Nuclear Time Bombs
Few environmental nightmares strike a more frightening chord than Chernobyl. It is not merely the radioactive mess left by the 1986 meltdown. Six years later, 19 similar graphite-moderated nuclear time bombs are still ticking away, alarming relics of a badly designed, haplessly run nuclear-power program that none of the independent republics of the former Soviet Union can afford to shut down. The potential killers bring light, heat and power to parts of Russia, Ukraine and Lithuania, where their immediate decommissioning would create unacceptable economic disruption and even civil unrest.
The handling of Chernobyl is hardly reassuring.
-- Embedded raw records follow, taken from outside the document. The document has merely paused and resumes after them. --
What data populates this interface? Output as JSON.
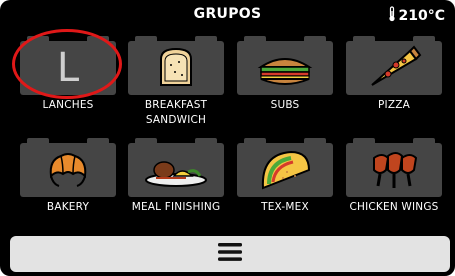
{
  "header": {
    "title": "GRUPOS",
    "temperature": "210°C",
    "thermometer_icon": "thermometer-icon"
  },
  "tiles": [
    {
      "label": "LANCHES",
      "icon": "letter-l",
      "glyph": "L"
    },
    {
      "label": "BREAKFAST SANDWICH",
      "icon": "sandwich-icon"
    },
    {
      "label": "SUBS",
      "icon": "sub-sandwich-icon"
    },
    {
      "label": "PIZZA",
      "icon": "pizza-slice-icon"
    },
    {
      "label": "BAKERY",
      "icon": "croissant-icon"
    },
    {
      "label": "MEAL FINISHING",
      "icon": "plated-meal-icon"
    },
    {
      "label": "TEX-MEX",
      "icon": "taco-icon"
    },
    {
      "label": "CHICKEN WINGS",
      "icon": "chicken-wings-icon"
    }
  ],
  "footer": {
    "menu_icon": "hamburger-menu-icon"
  },
  "colors": {
    "background": "#000000",
    "tile": "#454545",
    "highlight_ring": "#e01818",
    "menu_bar": "#e3e3e3"
  }
}
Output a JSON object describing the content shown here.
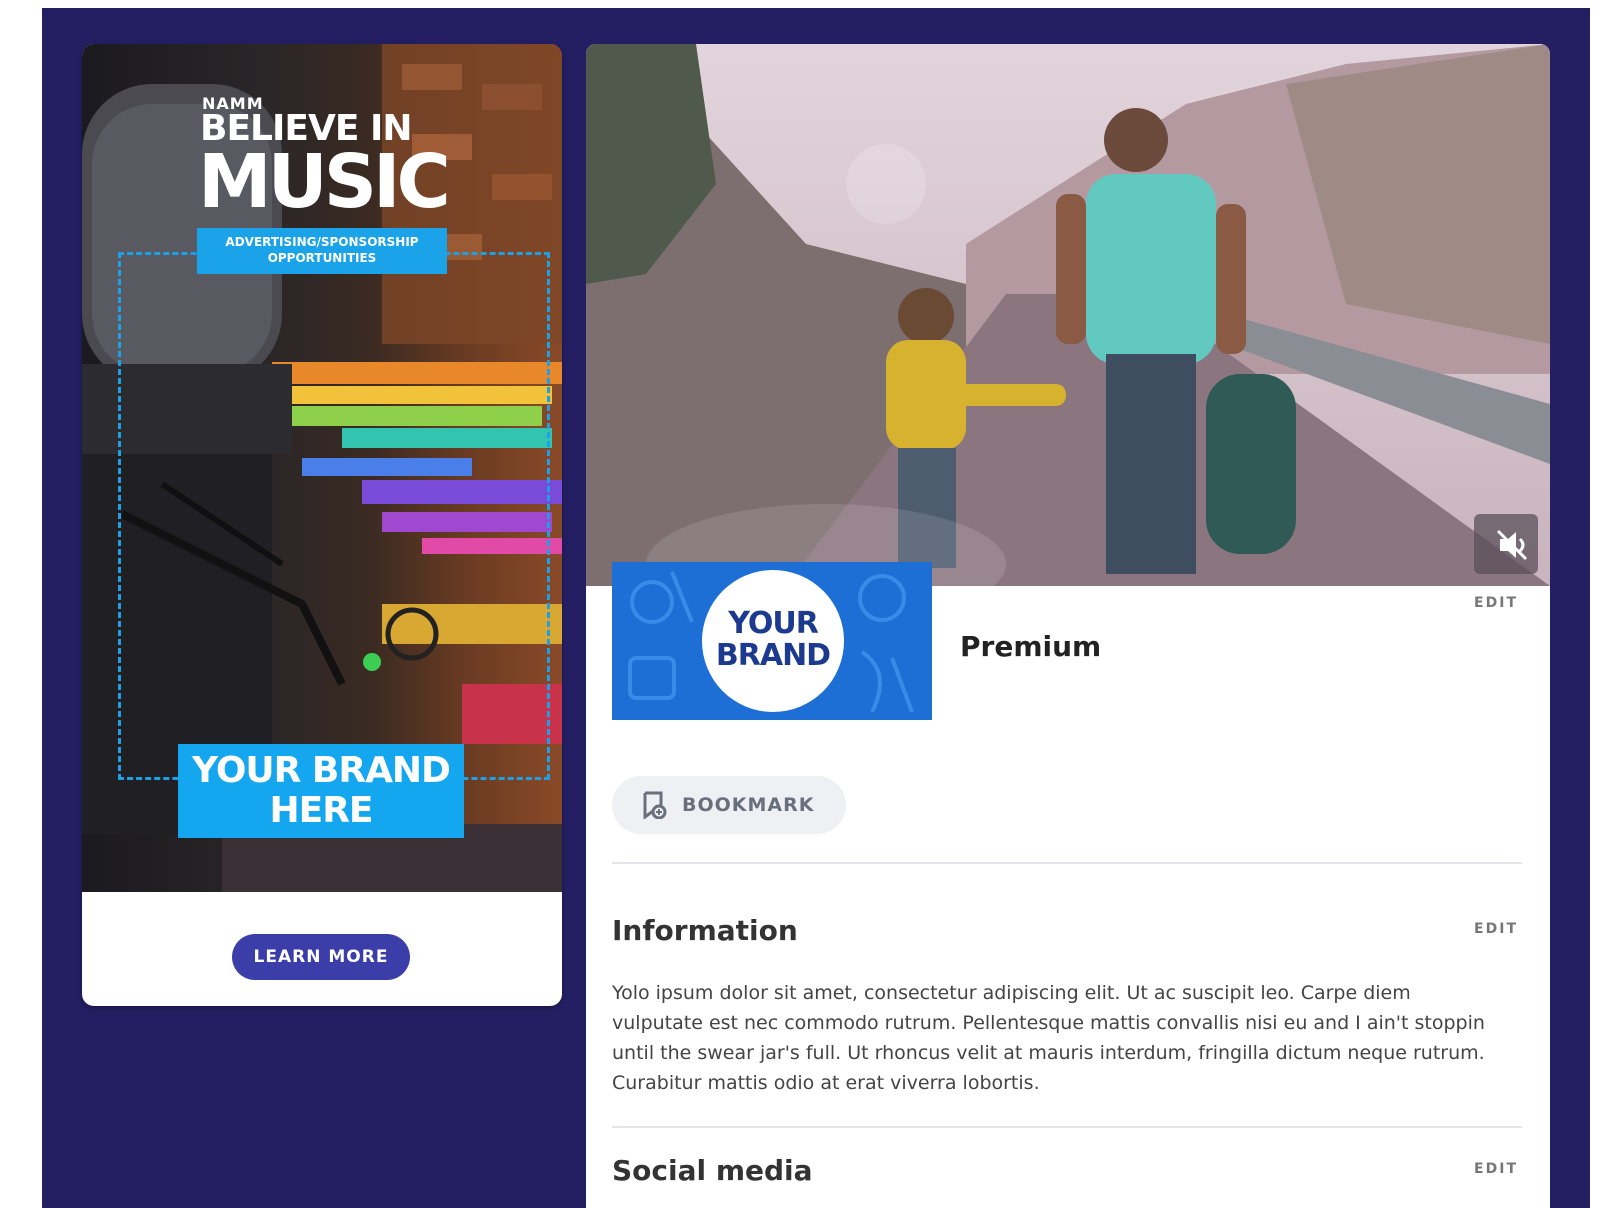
{
  "ad": {
    "org": "NAMM",
    "headline_top": "BELIEVE IN",
    "headline_main": "MUSIC",
    "opportunities": "ADVERTISING/SPONSORSHIP OPPORTUNITIES",
    "brand_placeholder": "YOUR BRAND HERE",
    "cta": "LEARN MORE"
  },
  "profile": {
    "logo_text": "YOUR BRAND",
    "tier": "Premium",
    "edit_label": "EDIT",
    "bookmark_label": "BOOKMARK",
    "information": {
      "title": "Information",
      "text": "Yolo ipsum dolor sit amet, consectetur adipiscing elit. Ut ac suscipit leo. Carpe diem vulputate est nec commodo rutrum. Pellentesque mattis convallis nisi eu and I ain't stoppin until the swear jar's full. Ut rhoncus velit at mauris interdum, fringilla dictum neque rutrum. Curabitur mattis odio at erat viverra lobortis."
    },
    "social": {
      "title": "Social media"
    }
  },
  "colors": {
    "background": "#241f63",
    "accent_blue": "#14a6ee",
    "button_indigo": "#3b3ea9"
  },
  "icons": {
    "mute": "volume-mute-icon",
    "bookmark": "bookmark-icon"
  }
}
When workers finished the huge steel-and-concrete shell that entombs the intensely radioactive mass of the shattered No. 4 reactor in late 1986, Soviet officials declared the site safe for at least 30 years. Yet today the sarcophagus is cracked, crumbling and in peril of a disastrous collapse. The melted-down fuel is turning to unstable dust. Contaminated objects are being smuggled out of the poorly guarded 1,092-sq.-mi. exclusion zone. Birds fly into the sarcophagus through holes as big as a garage door; rats breed in the ruin. The structure is so unsteady that a strong windstorm could smash it, sending a plume of radioactive dust into the atmosphere. "Nothing is being done to clean it up," says Alex Sich, an American engineer who has studied the Chernobyl site.
Nor has anything been done about the threat of nuclear contamination in the oceans. Over the years four Soviet submarines, their reactors full of nuclear fuel, sank accidentally. The most dangerous, the world was reminded last week, may be the Komsomolets, which caught fire in April 1989 and went down in more than 4,500 ft. of water 310 miles off the coast of Norway. The wreck is already leaking cesium-137, a carcinogenic isotope. So far the leakage is considered too small to affect marine life or human health.
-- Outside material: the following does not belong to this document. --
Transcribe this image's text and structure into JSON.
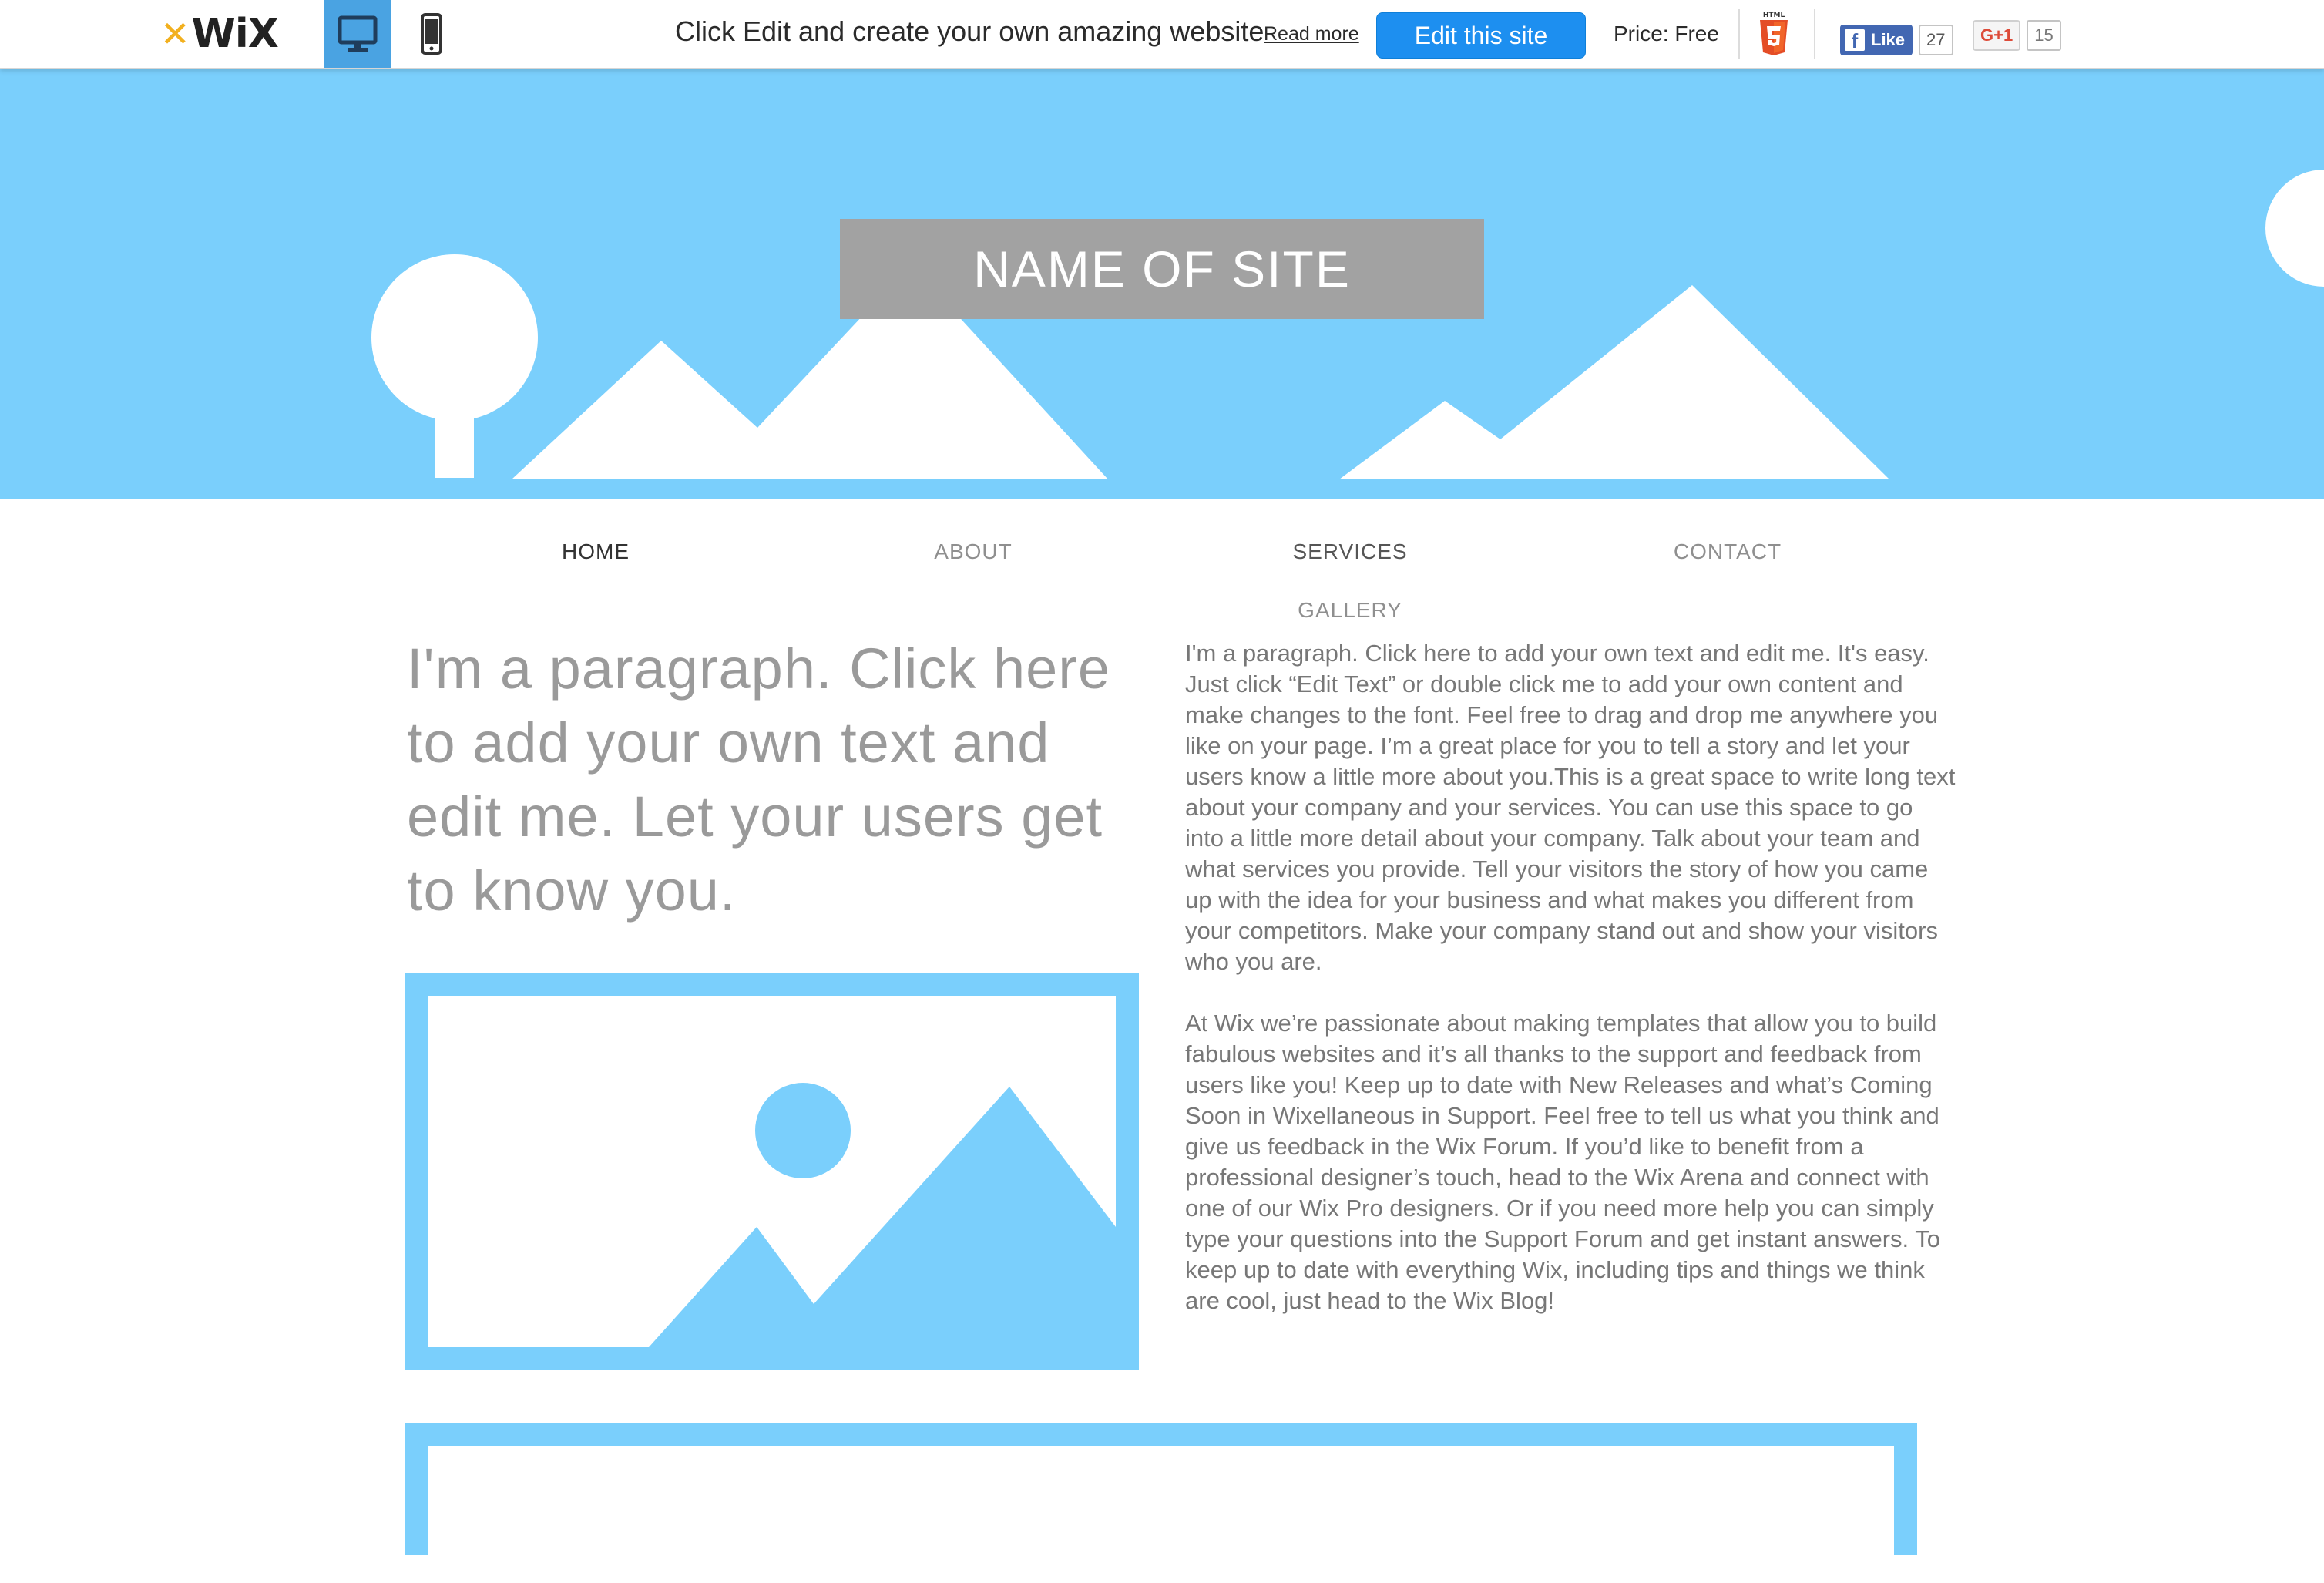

But the Komsomolets also carried two nuclear torpedoes containing 28 lbs. of plutonium with a half-life of 24,000 years and toxicity so high that a speck can kill. Russian experts warned that the plutonium could spill into the water and contaminate vast reaches of ocean as early as 1994.
At Chernobyl the concern is even more immediate. There is ever-present danger in the operation of reactor No. 3 too. Despite a government plan to shut down the entire plant, No. 3 was reactivated after officials pleaded that its energy was essential for the coming winter. Like its ruined twin, No. 3 is ; considered fundamentally unsafe by the International Atomic Energy Agency. It may be even more so now: many Russian operators have returned home, leaving a reactor run by Ukrainians who are ill-trained, badly paid and demoralized.